Long time readers of my blog won’t be too surprised to learn that the journey to Dakar was a series of set-backs. Neil had suggested a road trip and booked his ticket home out of Dakar so we timed this for my book event in the capital. We were all ready to go and had alarms set to leave early in the morning when I received a message from a friend – “you realise tomorrow is set setal in the Gambia?”
Set setal is the bi-monthly national cleaning day. Rather than just be clean all the time, the entire country grinds to a halt between 9am and 1pm to pick up litter and no traffic is allowed on the roads (except perhaps ambulances). It has to be said that the Gambia does now look noticeably cleaner than Senegal – the ban on plastic bags has also helped.
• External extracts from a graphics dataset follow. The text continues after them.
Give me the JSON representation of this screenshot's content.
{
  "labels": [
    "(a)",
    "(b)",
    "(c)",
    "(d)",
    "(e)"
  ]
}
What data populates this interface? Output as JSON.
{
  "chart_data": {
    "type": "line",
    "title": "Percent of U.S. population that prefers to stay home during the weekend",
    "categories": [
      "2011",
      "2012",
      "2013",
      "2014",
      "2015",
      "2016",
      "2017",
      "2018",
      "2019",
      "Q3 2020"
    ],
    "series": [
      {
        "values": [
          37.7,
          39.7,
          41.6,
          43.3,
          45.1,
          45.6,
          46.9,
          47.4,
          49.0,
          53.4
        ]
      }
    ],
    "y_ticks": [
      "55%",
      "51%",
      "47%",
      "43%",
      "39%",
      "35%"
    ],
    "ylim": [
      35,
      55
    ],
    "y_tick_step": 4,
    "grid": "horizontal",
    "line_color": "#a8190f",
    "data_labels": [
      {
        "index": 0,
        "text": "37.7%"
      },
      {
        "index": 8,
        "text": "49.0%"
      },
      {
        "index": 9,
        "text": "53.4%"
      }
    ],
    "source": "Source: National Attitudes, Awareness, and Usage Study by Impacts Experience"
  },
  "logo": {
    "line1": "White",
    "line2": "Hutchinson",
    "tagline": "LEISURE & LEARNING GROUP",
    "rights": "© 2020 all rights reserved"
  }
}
So, we left Abene at about noon, taking motorbikes along the sandy tracks to the border crossing near Kartong. I arrived feeling a little shaky as my driver seemed to think that avoiding the tyre tracks and driving through thick sand was the way to go.
After a quick canoe crossing and immigration we found a car to whisk us across the country to Banjul city where we grabbed a bite at the Lebanese Ali Baba’s – not sure what stuff is but I went for humus.
We took the ferry across the mouth of the river to Barra – always a fun experience and then a crowded bus to the border at Karang which we reached as the sun set.
We had to go out of our way to find the passport stamp office, winding down some dark musty passages. I could have probably breezed straight through – not a problem for me as a resident, but this could have caused Neil difficulties leaving the country.
Another motorbike to the garage which is a big noisy dirty place full of rusting clapped out vehicles, hawkers and heart breaking Talibe children – the kids who are sent to Koranic schools and spend their days wandering barefoot collecting coins in an old tomato paste tin.
We were now too late for public transport to Foundougne, our destination, but it wasn’t too much to pay for all seven places of a bush taxi and have them take us there – an hour plus journey on broken bumpy roads.
I had one surprise – in pretty much every village I was getting a pretty strong 3G internet signal on my phone, something that is almost non-existent in the Casamance. I’d presumed everywhere outside of major cities was terribly slow but it does seem that the Casamance has been undeveloped and forgotten about.
It was late when we arrived at the delightful Baobab sur la mer hotel. Too late for food, so we grabbed a cold drink (I treated myself to my first beer in two weeks) and enjoyed the wifi. Then we went to bed where the numerous mosquitoes enjoyed me.
The bathroom window
The next morning we were greeted by stunning views – the hotel was perched on the edge of a river in the Sine Soulem delta and the restaurant area was beneath a huge baobab tree.
After breakfast we had planned to see if we could get a boat through the delta and there lay our next set back. We were short of cash but Neil had some UK sterling to change. But it was Sunday and the banks were closed. Not a problem – there are always shops that change money and although euros are more commonly accepted I can change £’s in Abene or Ziguinchor. Not here though – the guy took the notes and peered at them, wondering what they were, shaking his head. “You’ll have to try the bank tomorrow” he said.
We decided to have a rest day and chill by the river. After making some enquiries about public boats, we found out there were no public boats and we’d have to charter one. Lamin owned a pirogue and set out a nice little itinerary for us so we decided to do that, once we’d changed the money the next morning.
We had the same response to the £’s at the bank the following morning. Lamin had a solution – one of us could cross the river on the ferry and take a motorbike taxi to Fatik, 20 km away where there were atm’s.
So off I went, hurtling across a lunar landscape of endless sand, turquoise waterways and lone baobab trees. Fatik looked like it had been heavily bombed but had a functioning hole in the wall and an hour or so later Lamin and Neil met me back at the river in the pirogue.
We were off at last, under the mid day sun and I regretted not bringing my hat. We gently puttered past endless mangroves and stopped at a fishing village – only accessible by boat.
Kids and cows posed for photos and some older guys rested in the shade beside some new boats they were building.
We passed a few fancy looking eco-resorts and stopped again at Mar Loj island.
There was a pretty village with a church, a mosque and a large fromager tree in the centre. Also the village “telephone” drum which was used to send messages for up to 7km.
We were dropped off at a fishing village feeling a little crispy after hours in the sun and jumped in another bush taxi heading towards Joal. The “road” was tyre tracks in the sand and landscape unworldly with lots of really big baobabs and rainier palms.
The car was battered as usual and broke down on the edge of Joal – as luck would have it an empty car was passing and picked us up. He offered us a very cheap price for the two hours or so up to Dakar, so we sat back and enjoyed the views whilst I felt a kind of reverse culture shock seeing how developed everything appeared.